58 Year-Old Store Clerk to Robbers: “If You’re Going to Hit Me, Hit Me!”

If convenience stores don’t have “employee of the month” awards, I hope they have “regional badass” distinctions, because one employee did something amazing last night. When two robbers came into her store with a bat and started demanding money, she stood her ground. The most salient part of this story is what she shouted at them: “Naguru nara, nagare!” In English, this means “If you’re going to hit me, hit me!”

Yesterday, November 10, when no one was around one popular 24-hour Lawson convenience store in Ota City, Gunma (Japan), two masked youngsters came in wearing black clothing. “Give me the money” one of them said.

The 58 year-old woman behind the register has not been named, but she said that she noticed one of the boys had a metal bat. It was already past 11:00 at night, and no customers or other coworkers were around. Instead of giving the money, she did something more risky. She said the line that has been making the news rounds all day today throughout the country. She said up to the young thugs.

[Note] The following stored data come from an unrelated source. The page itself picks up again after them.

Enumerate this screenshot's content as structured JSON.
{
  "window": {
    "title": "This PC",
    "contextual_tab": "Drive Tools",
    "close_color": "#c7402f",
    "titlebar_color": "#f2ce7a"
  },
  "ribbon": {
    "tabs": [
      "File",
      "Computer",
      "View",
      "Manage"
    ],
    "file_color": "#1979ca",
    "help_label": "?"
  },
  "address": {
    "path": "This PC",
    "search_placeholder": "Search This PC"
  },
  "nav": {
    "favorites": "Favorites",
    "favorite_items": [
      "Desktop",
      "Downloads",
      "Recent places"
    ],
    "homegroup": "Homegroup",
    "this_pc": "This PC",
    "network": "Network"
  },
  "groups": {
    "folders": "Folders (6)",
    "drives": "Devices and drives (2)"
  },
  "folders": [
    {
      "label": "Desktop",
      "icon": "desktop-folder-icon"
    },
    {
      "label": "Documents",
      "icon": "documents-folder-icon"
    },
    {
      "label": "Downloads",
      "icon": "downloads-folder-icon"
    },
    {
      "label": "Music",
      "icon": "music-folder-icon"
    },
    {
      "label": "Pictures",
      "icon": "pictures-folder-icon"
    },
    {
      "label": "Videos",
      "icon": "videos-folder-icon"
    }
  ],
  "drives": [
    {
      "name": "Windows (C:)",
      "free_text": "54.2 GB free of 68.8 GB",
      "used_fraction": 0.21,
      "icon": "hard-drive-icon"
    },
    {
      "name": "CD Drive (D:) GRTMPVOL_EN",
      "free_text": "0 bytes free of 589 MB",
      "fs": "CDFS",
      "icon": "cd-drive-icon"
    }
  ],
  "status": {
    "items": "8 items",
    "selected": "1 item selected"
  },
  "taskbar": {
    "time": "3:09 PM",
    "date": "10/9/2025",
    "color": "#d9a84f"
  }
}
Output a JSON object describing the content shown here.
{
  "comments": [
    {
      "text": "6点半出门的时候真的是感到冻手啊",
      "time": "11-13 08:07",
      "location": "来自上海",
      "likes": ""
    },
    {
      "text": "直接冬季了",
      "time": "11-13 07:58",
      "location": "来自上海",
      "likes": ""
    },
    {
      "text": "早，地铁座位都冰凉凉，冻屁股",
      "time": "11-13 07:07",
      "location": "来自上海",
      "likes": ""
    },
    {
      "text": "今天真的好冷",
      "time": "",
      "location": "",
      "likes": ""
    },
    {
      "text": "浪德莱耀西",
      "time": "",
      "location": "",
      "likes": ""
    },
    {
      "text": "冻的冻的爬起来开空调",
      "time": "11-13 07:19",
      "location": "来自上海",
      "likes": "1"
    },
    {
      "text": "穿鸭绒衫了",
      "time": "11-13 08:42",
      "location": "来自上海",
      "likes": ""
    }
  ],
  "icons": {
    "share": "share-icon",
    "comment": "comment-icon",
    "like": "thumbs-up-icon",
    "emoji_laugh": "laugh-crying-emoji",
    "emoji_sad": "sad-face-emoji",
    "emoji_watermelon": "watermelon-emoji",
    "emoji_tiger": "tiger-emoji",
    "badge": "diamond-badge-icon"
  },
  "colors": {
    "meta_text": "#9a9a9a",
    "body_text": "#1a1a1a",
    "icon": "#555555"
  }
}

While “naguru nara nagare” translates most directly to the quote above, when you add the cultural aspect to the linguistic translation (i.e., “nagare” is a rude variation of the word “hit”), I would say a better translation is “If you’re gonna hit me, just fuckin’ hit me already!” In short, she’s a heroic badass. And she’s very lucky that the two of them were smart enough to get out of there without causing more trouble. This strategy of calling robbers’ bluff doesn’t always have a happy ending.

But in this case, the two boys fled the store with nothing. No damage was done, and there were no injuries sustained. There was only the shop clerk who told police that afterwards that she was rattled by the event.

The police are investigating the matter further. In the meantime, this story has become relatively famous for its three-word line “Naguru nara, nagare.”

It’s nice to see that this event ended well. It’s always good to see people put a stop to bullies and criminals.